Arsenal fans have showed us the power of the people…

Last week, football taught us a valuable life lesson.

We live in a world where we are forever told that we have power to effect change via the democratic process, whilst simultaneously those with the money and power are working against the very notion. Indeed, selling us the idea that we can effect change is all part of their long-term strategy to deny the possibility. This is why, no matter how many elections and votes are held, mysteriously the same people, drawn from the same backgrounds, often interrelated by bloodlines and educational establishments, dominate and thus perpetuate the system which has served them so well. This is how the money keeps the money. How the power keeps the power.

For this to work, the powers-that-be have always deployed a distract, divide and rule policy. Keep the people occupied in the pursuit of worthless goals, sold to us as achievements, keep us as slaves to well-marketed materialism, co-opting just enough recruits to their success model to make it seem like it could be you next on the gravy train, while they turn us against each other, in order to further distract us from what is really going on.

If you’re annoyed about your neighbour scamming some money off the dole by claiming while working, if you’re obsessed with house prices and ladder-climbing, then that ensures you’re not focused on what the often anonymous or hidden movers and shakers of global capital are doing to further grow and entrench their wealth, nor see how they have inculcated us into a system to directly benefit a sliver of an elite, nor notice exactly how much of what were once national assets have been sold by the state to private speculators, stealing our faces right off our heads, whilst telling us our blindness was visionary. Preoccupy us with the small stuff, so we can’t see the big stuff. That’s their gig.

So what all these overlords fear most is that the people en masse spot what is going on and collectively organise against it. Spot that we’re being manipulated and duped, that we’re being sold an economic, social and power structure which actually oppresses us and isn’t a route to greater wealth and freedom. The dice was loaded from the start.

This uprising hasn’t happened because the levers of power and money are constantly being pulled to ensure it never does. Constantly working to suggest such a revolution is not needed, they paint their extremist philosophy as normal and the normal as extremist and anyway, it couldn’t possibly work. But this week, football showed us the way forward.

At Arsenal in recent weeks, we’ve seen what can be achieved by even a relatively modest degree of collective action. Although Arsenal FC, like some sort of Soviet propaganda machine, kept declaring the Emirates was almost full, based on season ticket sales, rather than actual bums on seats, it fooled no-one. We could see the truth.

Arsenal fans, by staying away from the Emirates, leaving swathes of empty seats, effectively hastened or even directly caused Arsene Wenger to be ousted by the board. It became untenable for the club to have a ground that looked so empty. It painted them as a unattractive, as failing, as dysfunctional. Many people had paid for their seats via season tickets, but were so uninterested, so disillusioned that they’d rather waste their money.

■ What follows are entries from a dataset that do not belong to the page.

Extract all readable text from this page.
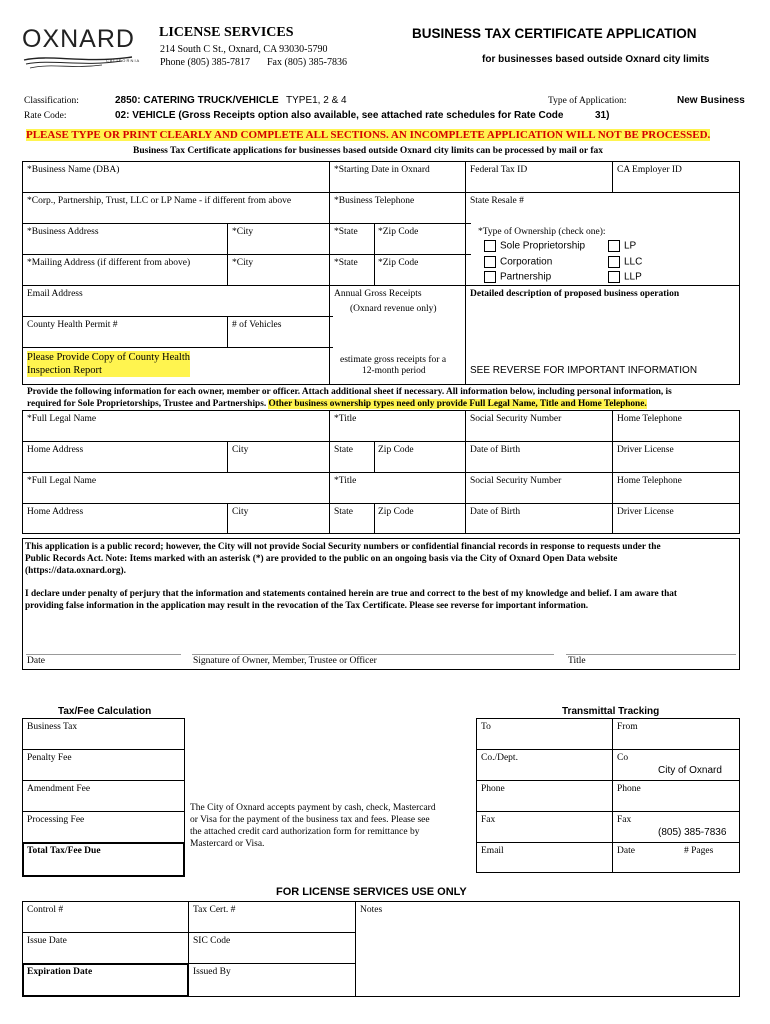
OXNARD
C A L I F O R N I A
LICENSE SERVICES
214 South C St., Oxnard, CA 93030-5790
Phone (805) 385-7817 Fax (805) 385-7836
BUSINESS TAX CERTIFICATE APPLICATION
for businesses based outside Oxnard city limits
Classification:	2850: CATERING TRUCK/VEHICLE TYPE1, 2 & 4
Rate Code:	02: VEHICLE (Gross Receipts option also available, see attached rate schedules for Rate Code	31)
Type of Application:	New Business
PLEASE TYPE OR PRINT CLEARLY AND COMPLETE ALL SECTIONS. AN INCOMPLETE APPLICATION WILL NOT BE PROCESSED.
Business Tax Certificate applications for businesses based outside Oxnard city limits can be processed by mail or fax
*Business Name (DBA)	*Starting Date in Oxnard	Federal Tax ID	CA Employer ID
*Corp., Partnership, Trust, LLC or LP Name - if different from above	*Business Telephone	State Resale #
*Business Address	*City	*State *Zip Code	*Type of Ownership (check one):
Sole Proprietorship
Corporation
Partnership
LP
LLC
LLP
*Mailing Address (if different from above)	*City	*State *Zip Code
Email Address	Annual Gross Receipts
(Oxnard revenue only)
Detailed description of proposed business operation
County Health Permit #	# of Vehicles
Please Provide Copy of County Health
Inspection Report
estimate gross receipts for a
12-month period	SEE REVERSE FOR IMPORTANT INFORMATION
Provide the following information for each owner, member or officer. Attach additional sheet if necessary. All information below, including personal information, is
required for Sole Proprietorships, Trustee and Partnerships. Other business ownership types need only provide Full Legal Name, Title and Home Telephone.
*Full Legal Name	*Title	Social Security Number	Home Telephone
Home Address	City	State	Zip Code	Date of Birth	Driver License
*Full Legal Name	*Title	Social Security Number	Home Telephone
Home Address	City	State	Zip Code	Date of Birth	Driver License
This application is a public record; however, the City will not provide Social Security numbers or confidential financial records in response to requests under the
Public Records Act. Note: Items marked with an asterisk (*) are provided to the public on an ongoing basis via the City of Oxnard Open Data website
(https://data.oxnard.org).
I declare under penalty of perjury that the information and statements contained herein are true and correct to the best of my knowledge and belief. I am aware that
providing false information in the application may result in the revocation of the Tax Certificate. Please see reverse for important information.
Date	Signature of Owner, Member, Trustee or Officer	Title
Tax/Fee Calculation
Business Tax
Penalty Fee
Amendment Fee
Processing Fee
Total Tax/Fee Due
The City of Oxnard accepts payment by cash, check, Mastercard
or Visa for the payment of the business tax and fees. Please see
the attached credit card authorization form for remittance by
Mastercard or Visa.
Transmittal Tracking
To	From
Co./Dept.	Co
City of Oxnard
Phone	Phone
Fax	Fax
(805) 385-7836
Email	Date	# Pages
FOR LICENSE SERVICES USE ONLY
Control #	Tax Cert. #	Notes
Issue Date	SIC Code
Expiration Date	Issued By
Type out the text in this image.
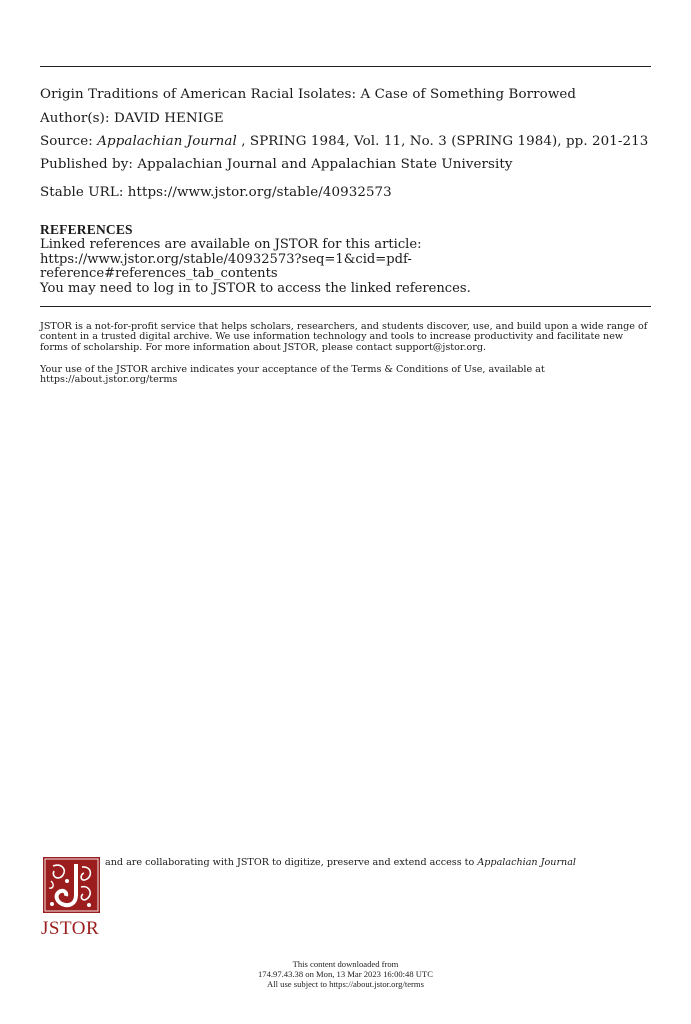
Origin Traditions of American Racial Isolates: A Case of Something Borrowed
Author(s): DAVID HENIGE
Source: Appalachian Journal , SPRING 1984, Vol. 11, No. 3 (SPRING 1984), pp. 201-213
Published by: Appalachian Journal and Appalachian State University
Stable URL: https://www.jstor.org/stable/40932573
REFERENCES
Linked references are available on JSTOR for this article:
https://www.jstor.org/stable/40932573?seq=1&cid=pdf-
reference#references_tab_contents
You may need to log in to JSTOR to access the linked references.
JSTOR is a not-for-profit service that helps scholars, researchers, and students discover, use, and build upon a wide range of content in a trusted digital archive. We use information technology and tools to increase productivity and facilitate new forms of scholarship. For more information about JSTOR, please contact support@jstor.org.
Your use of the JSTOR archive indicates your acceptance of the Terms & Conditions of Use, available at https://about.jstor.org/terms
JSTOR
and are collaborating with JSTOR to digitize, preserve and extend access to Appalachian Journal
This content downloaded from
174.97.43.38 on Mon, 13 Mar 2023 16:00:48 UTC
All use subject to https://about.jstor.org/terms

That could not go on for long and the board were forced to persuade Wenger to decide to leave. Had they still been packing the ground, would that have happened? It seems unlikely. In a volte face of normality, for some it had become more a symbol of loyalty to the club to not attend, than to turn up and perpetuate the problem.

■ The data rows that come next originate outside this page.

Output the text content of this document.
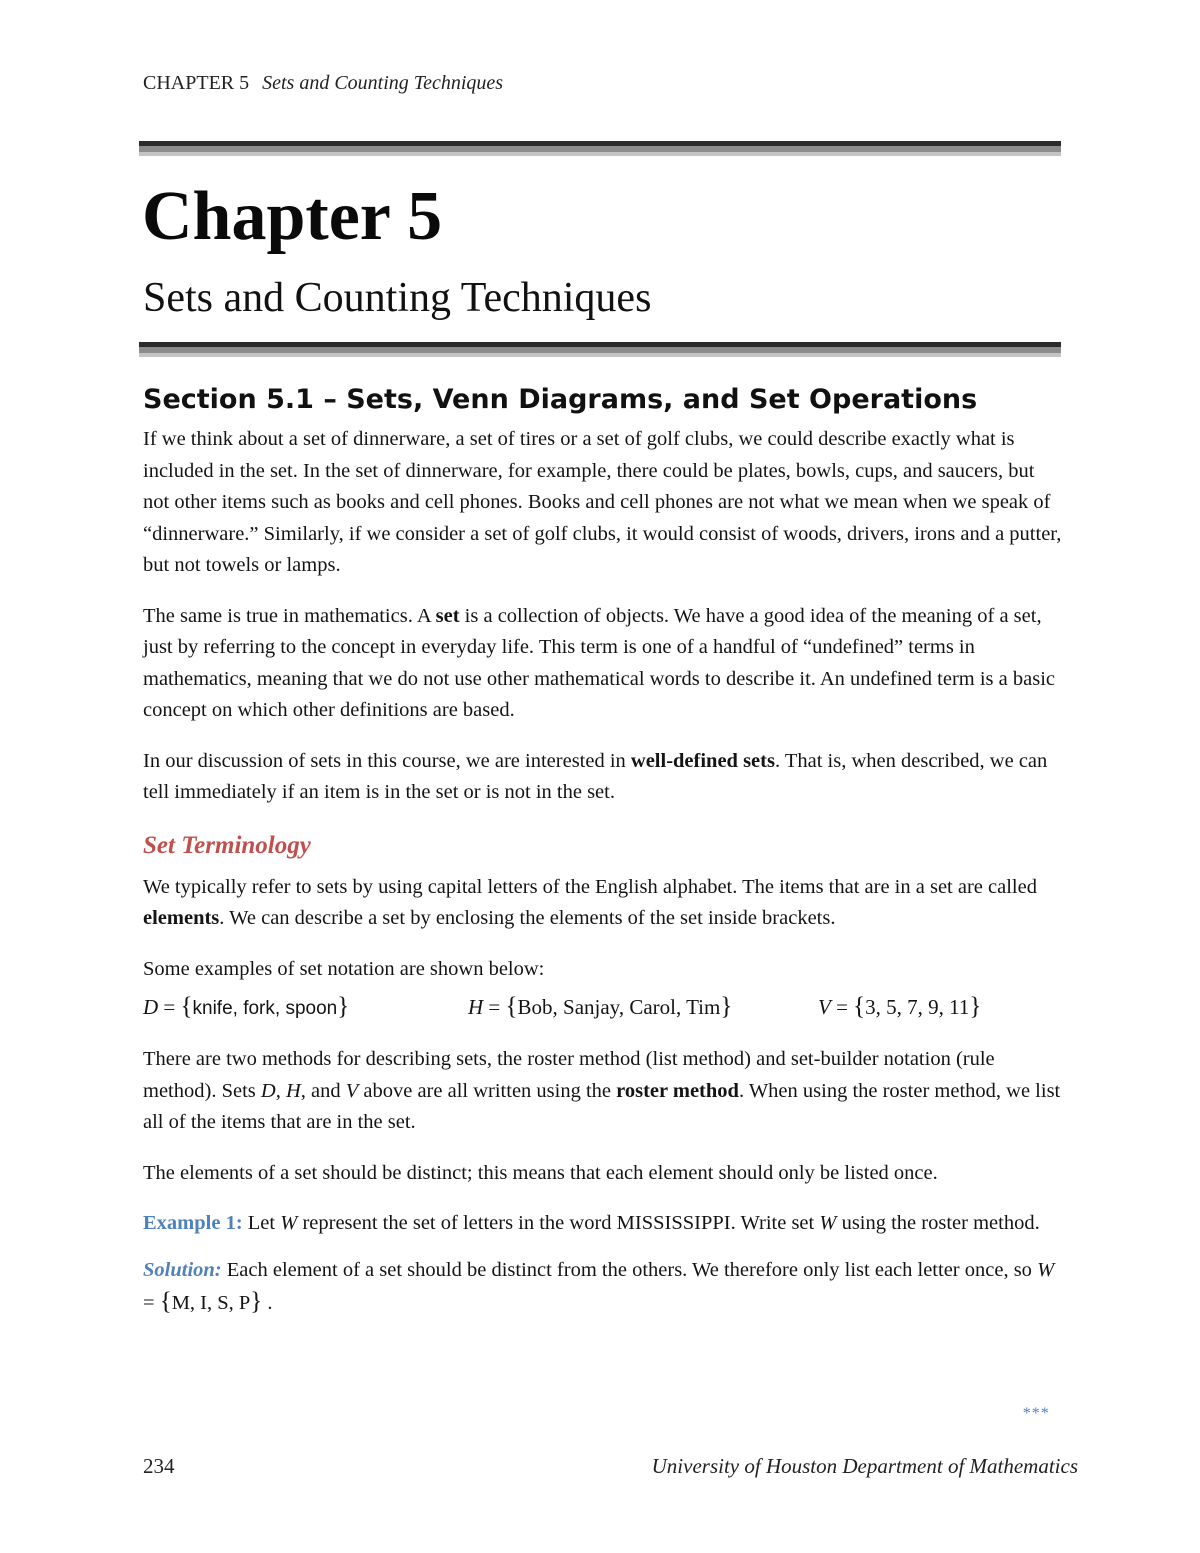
CHAPTER 5 Sets and Counting Techniques
Chapter 5
Sets and Counting Techniques
Section 5.1 – Sets, Venn Diagrams, and Set Operations

If we think about a set of dinnerware, a set of tires or a set of golf clubs, we could describe exactly what is included in the set. In the set of dinnerware, for example, there could be plates, bowls, cups, and saucers, but not other items such as books and cell phones. Books and cell phones are not what we mean when we speak of “dinnerware.” Similarly, if we consider a set of golf clubs, it would consist of woods, drivers, irons and a putter, but not towels or lamps.

The same is true in mathematics. A set is a collection of objects. We have a good idea of the meaning of a set, just by referring to the concept in everyday life. This term is one of a handful of “undefined” terms in mathematics, meaning that we do not use other mathematical words to describe it. An undefined term is a basic concept on which other definitions are based.

In our discussion of sets in this course, we are interested in well-defined sets. That is, when described, we can tell immediately if an item is in the set or is not in the set.

Set Terminology

We typically refer to sets by using capital letters of the English alphabet. The items that are in a set are called elements. We can describe a set by enclosing the elements of the set inside brackets.

Some examples of set notation are shown below:

D = {knife, fork, spoon}	H = {Bob, Sanjay, Carol, Tim}	V = {3, 5, 7, 9, 11}

There are two methods for describing sets, the roster method (list method) and set-builder notation (rule method). Sets D, H, and V above are all written using the roster method. When using the roster method, we list all of the items that are in the set.

The elements of a set should be distinct; this means that each element should only be listed once.

Example 1: Let W represent the set of letters in the word MISSISSIPPI. Write set W using the roster method.

Solution: Each element of a set should be distinct from the others. We therefore only list each letter once, so W = {M, I, S, P} .

***
234	University of Houston Department of Mathematics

This has set a very important precedent. Put simply, if you don’t like your manager, or how your club is being run, then stay away. Stay away in large numbers for just a few weeks. That’s all it will take. Deploy your power. Do that and the club will buckle and give in to fans’ demands, or at least will make some sort of change.

This has been said many times before, whenever fans were disgruntled with a club or manager, but it has never been done before to this extent at this level. Some say 20% stayed away, some 30%. Not even a majority. But those empty seats are an incredibly powerful symbol. As Michael Cox said on the Totally Football Show, “the image of the club was starting to look shabby”.

There isn’t a club of any size or import who can survive the disinterest of fans. It doesn’t matter how much money they have, nor how much status. In fact, the more money and status they have, the more vulnerable they are to fans staying away, because it diminishes them in the eyes of global football very speedily. And being diminished makes them less attractive to media, players and managers, and that in turn has financial and egotistical consequences, so it cannot be allowed to happen, not in the top flight at the very least.

Attendance numbers are every club’s soft white underbelly and fans should have no qualms anymore about how effective their latent power really is. Clubs should be scared of the fans. No. Actually, they should be terrified of them. When they trot out platitudes that it’s the fans’ club, they don’t mean it, but that doesn’t make it untrue. Fans have the ultimate power, they just never used it. Until now.

Football might have many things to thank Arsene Wenger for but his intransigence provoking the fans to absent themselves and thus causing his removal, is perhaps the most significant and important of all. Could this be the start of a new era of real fan power?

We are the people and we are powerful when we are united. And no-one is insulated from that power when we use it responsibly and en masse. No-one. Those in charge might want to bear that in mind a little more often.